Restore old memories

Film and Video Blog Oct 03, 2018 No Comments

Anyone who lived in the pre-digital age probably has a dark family secret — a hoard of old movies on 8mm or 16mm film, or more recently, videotape. This stash may also include hundreds of 35mm colour slides. For many, the collection contains not only visual media, but sound recordings on 1/4-inch reel to reel tape or audiocassettes. Sound familiar? These are absolute family treasures, holding magical memories of happy times, and images and sounds of loved ones who have passed on. Usually these priceless treasures have been stashed away for decades in cardboard boxes at the back of the wardrobe. You’d love to see them again, and show them to the children and grandchildren, right?

Here’s the problem: Almost nobody has the equipment to access this family history any more. Even if you’ve kept the machines, they probably don’t work. The rubber belts driving the film or tape transports have perished, other parts have worn out and they are useless. Even videotape, recorded as recently as a decade ago, is already unavailable to most people. Even DVD, which followed shortly after tape, is fast becoming obsolete, if it isn’t already! And so, sadly, the memories are all there but locked away as if in a burglarproof vault with the key lost.

Here’s the good news. The key is available. You can have all the above media, and more, transferred to modern digital formats. But for best results, you have to entrust your treasures to someone who knows what they’re doing. Take a look at our page to see some samples of old media carefully converted to digital files, playable on all modern devices, from smartphones to computer displays to large screen projection.

The right equipment and technical knowledge is important, but there’s more to it. Knowing the original media and how to show it to its best advantage counts for a lot too. Most amateur colour movie film and slides from any time between the 1940s and 1970s would have been shot on a wonderful film stock called Kodachrome. It had extremely fine grain and beautiful saturated colour. But its most amazing quality was its keeping power. With classic Hollywood movies fading away year by year and having to be restored (if possible), amateur Kodachrome movies and slides are still looking pristine half a century later, even after being stored in less than ideal conditions. It can be astonishing to watch the scenes unfold, just as they looked all those decades ago.

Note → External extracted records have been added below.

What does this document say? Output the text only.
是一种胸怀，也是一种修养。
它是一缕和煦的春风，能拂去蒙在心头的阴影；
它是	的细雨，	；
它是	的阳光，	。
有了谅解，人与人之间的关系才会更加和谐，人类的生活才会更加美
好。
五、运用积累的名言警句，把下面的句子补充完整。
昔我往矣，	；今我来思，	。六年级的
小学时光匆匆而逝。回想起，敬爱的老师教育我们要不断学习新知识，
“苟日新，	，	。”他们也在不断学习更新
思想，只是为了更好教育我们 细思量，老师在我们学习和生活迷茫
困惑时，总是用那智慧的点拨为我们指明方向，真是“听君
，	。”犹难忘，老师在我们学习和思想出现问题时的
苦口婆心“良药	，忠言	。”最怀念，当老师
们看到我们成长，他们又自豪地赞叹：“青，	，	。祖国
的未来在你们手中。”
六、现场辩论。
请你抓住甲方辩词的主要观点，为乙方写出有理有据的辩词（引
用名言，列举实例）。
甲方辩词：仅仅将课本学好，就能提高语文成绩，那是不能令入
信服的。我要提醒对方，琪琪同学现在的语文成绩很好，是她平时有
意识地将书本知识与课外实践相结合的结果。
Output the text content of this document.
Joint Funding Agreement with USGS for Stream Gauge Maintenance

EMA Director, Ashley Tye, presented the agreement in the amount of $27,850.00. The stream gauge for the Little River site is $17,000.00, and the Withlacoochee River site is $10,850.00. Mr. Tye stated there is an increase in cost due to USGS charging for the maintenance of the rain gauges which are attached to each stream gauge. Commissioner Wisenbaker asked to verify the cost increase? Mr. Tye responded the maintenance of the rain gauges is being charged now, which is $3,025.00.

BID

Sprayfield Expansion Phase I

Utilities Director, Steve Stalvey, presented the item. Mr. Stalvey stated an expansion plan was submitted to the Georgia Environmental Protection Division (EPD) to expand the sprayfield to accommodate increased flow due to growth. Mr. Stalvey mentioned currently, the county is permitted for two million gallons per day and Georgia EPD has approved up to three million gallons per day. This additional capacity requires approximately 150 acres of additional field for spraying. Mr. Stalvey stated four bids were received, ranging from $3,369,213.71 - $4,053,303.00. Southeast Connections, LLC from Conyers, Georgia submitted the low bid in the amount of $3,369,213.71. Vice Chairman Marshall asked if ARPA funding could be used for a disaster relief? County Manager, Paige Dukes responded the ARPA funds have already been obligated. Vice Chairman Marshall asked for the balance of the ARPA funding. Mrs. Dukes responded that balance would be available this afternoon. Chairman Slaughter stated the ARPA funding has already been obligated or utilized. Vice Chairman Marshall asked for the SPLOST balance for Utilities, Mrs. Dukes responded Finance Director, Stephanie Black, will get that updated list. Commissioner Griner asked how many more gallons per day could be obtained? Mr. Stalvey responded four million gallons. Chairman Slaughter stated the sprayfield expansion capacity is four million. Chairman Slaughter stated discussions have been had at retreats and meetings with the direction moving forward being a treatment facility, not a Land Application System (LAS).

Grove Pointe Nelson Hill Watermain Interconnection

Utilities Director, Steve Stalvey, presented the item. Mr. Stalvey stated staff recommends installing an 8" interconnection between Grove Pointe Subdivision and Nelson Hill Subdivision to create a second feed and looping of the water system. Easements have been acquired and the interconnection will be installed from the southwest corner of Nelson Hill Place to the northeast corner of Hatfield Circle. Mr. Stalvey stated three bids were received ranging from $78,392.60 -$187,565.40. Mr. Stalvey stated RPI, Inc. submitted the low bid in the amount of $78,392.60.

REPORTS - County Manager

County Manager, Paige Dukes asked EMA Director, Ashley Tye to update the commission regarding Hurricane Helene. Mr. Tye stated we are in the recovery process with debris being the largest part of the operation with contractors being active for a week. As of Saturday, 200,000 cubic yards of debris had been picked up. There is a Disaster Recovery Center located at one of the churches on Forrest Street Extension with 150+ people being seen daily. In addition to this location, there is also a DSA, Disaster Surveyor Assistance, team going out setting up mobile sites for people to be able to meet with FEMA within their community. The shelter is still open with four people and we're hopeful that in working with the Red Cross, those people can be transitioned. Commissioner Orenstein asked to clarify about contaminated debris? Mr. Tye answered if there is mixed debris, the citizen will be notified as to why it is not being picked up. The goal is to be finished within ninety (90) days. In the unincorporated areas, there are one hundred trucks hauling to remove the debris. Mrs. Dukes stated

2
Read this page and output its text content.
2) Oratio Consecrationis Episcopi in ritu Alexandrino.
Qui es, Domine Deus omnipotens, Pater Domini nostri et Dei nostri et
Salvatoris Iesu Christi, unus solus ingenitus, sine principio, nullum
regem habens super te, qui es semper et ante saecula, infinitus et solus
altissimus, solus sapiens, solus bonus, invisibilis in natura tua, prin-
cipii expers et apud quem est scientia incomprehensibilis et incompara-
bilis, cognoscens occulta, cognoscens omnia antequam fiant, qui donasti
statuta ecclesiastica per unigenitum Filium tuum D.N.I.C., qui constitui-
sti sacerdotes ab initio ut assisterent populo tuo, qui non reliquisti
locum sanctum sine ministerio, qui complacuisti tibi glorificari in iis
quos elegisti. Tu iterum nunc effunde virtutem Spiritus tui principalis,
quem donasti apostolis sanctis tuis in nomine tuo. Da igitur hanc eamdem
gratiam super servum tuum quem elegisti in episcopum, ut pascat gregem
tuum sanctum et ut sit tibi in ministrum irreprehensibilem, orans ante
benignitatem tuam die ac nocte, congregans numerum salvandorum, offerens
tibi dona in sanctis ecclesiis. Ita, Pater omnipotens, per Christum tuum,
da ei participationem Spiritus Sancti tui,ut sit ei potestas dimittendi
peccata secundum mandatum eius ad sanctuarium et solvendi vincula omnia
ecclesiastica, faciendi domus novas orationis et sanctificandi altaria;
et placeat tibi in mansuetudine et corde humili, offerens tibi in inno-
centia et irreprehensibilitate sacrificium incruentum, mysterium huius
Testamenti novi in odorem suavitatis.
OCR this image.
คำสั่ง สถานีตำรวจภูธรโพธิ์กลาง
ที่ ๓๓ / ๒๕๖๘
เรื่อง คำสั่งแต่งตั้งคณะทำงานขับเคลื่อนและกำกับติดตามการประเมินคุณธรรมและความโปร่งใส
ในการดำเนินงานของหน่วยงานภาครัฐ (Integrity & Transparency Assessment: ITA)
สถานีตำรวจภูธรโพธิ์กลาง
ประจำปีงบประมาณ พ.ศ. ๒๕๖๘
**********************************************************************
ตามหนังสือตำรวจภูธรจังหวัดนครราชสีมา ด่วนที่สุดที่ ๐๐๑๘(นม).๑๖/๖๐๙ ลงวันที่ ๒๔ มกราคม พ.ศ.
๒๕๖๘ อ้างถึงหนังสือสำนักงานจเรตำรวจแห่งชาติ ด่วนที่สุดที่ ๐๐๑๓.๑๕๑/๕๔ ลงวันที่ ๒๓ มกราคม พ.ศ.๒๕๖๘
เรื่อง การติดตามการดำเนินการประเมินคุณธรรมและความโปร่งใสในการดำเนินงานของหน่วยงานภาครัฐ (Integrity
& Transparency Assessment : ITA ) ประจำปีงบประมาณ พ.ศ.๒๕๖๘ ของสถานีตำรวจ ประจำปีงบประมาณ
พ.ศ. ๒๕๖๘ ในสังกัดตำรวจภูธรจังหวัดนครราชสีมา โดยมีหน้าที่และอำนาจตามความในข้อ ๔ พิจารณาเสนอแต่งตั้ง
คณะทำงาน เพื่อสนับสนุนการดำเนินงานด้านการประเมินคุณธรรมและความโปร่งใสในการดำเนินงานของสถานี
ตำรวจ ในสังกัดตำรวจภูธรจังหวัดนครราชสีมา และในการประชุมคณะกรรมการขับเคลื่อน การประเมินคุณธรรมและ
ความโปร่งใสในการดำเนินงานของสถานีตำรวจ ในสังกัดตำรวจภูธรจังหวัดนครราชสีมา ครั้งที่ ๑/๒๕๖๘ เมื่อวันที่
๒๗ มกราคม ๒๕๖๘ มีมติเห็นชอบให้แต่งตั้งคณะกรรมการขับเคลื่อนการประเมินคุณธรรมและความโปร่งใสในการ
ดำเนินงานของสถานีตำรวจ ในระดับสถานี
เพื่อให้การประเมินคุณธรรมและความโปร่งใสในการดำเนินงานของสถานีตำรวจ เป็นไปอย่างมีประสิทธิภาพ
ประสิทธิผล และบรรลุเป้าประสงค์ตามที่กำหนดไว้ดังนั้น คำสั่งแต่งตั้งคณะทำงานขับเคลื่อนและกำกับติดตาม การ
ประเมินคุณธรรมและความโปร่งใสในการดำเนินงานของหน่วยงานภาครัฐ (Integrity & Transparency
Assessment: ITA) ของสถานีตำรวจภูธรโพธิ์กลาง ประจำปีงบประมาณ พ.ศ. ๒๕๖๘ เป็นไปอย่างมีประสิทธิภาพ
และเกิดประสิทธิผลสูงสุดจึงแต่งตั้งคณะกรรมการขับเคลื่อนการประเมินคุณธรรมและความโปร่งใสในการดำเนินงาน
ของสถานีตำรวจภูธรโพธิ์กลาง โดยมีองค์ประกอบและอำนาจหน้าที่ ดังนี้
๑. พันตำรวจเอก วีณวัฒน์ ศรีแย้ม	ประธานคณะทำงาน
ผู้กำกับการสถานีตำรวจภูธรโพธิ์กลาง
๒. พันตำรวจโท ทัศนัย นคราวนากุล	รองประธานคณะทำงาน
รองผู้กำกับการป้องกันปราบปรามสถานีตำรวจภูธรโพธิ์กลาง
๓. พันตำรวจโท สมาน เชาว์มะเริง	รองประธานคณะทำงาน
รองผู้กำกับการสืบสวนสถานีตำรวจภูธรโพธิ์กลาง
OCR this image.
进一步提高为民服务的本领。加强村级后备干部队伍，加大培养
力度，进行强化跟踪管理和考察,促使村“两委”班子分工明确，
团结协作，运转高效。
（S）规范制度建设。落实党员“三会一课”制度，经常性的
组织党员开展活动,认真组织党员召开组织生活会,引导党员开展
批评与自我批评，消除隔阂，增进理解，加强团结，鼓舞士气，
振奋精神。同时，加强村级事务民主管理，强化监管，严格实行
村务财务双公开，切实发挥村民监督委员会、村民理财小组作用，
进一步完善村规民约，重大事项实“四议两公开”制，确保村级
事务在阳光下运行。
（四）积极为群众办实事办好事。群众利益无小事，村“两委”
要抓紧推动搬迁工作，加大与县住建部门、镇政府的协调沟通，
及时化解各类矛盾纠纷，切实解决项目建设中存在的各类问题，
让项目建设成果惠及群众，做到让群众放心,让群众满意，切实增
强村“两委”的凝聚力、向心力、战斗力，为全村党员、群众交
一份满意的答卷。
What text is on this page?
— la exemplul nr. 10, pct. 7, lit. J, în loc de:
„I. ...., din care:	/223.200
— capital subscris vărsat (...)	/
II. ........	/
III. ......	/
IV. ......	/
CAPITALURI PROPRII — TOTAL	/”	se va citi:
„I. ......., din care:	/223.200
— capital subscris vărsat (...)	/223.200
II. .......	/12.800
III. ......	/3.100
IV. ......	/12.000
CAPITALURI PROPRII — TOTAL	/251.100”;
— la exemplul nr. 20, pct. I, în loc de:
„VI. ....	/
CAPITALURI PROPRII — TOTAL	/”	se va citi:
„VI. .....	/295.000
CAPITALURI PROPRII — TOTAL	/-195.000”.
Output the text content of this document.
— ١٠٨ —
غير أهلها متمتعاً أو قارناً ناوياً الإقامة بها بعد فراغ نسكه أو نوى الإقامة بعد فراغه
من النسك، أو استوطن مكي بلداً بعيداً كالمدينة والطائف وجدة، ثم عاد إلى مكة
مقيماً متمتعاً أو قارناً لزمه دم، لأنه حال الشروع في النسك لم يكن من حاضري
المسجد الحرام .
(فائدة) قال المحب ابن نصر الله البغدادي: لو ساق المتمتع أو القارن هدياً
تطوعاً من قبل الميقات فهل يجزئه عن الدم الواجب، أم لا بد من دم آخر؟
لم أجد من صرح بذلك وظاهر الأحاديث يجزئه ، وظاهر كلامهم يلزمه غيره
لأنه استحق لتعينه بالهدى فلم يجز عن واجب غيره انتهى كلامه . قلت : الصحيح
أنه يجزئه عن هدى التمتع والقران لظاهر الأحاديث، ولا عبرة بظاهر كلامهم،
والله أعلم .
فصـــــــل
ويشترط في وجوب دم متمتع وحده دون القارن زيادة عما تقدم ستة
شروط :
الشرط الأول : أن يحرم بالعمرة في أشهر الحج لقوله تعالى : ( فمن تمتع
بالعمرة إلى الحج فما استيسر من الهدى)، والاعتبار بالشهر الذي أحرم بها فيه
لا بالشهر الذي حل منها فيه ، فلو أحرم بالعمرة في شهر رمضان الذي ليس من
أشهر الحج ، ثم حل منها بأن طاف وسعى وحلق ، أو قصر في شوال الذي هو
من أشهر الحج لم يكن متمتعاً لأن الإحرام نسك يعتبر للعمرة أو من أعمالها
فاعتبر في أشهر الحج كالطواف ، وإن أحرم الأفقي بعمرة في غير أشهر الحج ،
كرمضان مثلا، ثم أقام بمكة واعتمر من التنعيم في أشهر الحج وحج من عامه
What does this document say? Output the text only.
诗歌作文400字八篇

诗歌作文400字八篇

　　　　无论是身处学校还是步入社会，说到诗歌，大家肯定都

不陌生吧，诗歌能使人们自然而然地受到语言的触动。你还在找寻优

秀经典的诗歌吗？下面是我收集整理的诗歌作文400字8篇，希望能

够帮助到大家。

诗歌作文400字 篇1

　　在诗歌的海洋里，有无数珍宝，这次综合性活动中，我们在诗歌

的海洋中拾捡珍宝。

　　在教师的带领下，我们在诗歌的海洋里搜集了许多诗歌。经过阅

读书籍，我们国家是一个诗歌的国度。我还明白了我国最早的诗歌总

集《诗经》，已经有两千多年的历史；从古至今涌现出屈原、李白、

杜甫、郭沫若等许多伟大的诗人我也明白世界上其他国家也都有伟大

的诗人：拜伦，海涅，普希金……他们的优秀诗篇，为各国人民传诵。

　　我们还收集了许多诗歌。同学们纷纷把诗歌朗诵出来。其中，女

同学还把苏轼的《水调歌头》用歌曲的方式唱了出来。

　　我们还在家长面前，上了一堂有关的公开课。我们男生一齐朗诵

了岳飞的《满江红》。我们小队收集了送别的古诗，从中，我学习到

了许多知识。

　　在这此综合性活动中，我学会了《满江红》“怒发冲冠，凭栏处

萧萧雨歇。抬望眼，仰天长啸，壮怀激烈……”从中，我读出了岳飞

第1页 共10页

But Kodachrome had one big limitation — it was never meant for copying. The original movie or slide straight from the camera was intended for screening after processing. It had very high contrast, and if you tried to copy it, any detail in the shadows would disappear into inky blackness. This has to be taken into account if you copy Kodachrome today to a digital format. This slide illustrates both points. The cars give away the age of the picture, and you can see the beautifully preserved colours. Our copy takes into account the deep shadows cast by the building and trees on the left, and there is good detail in both the sunlit and shady areas.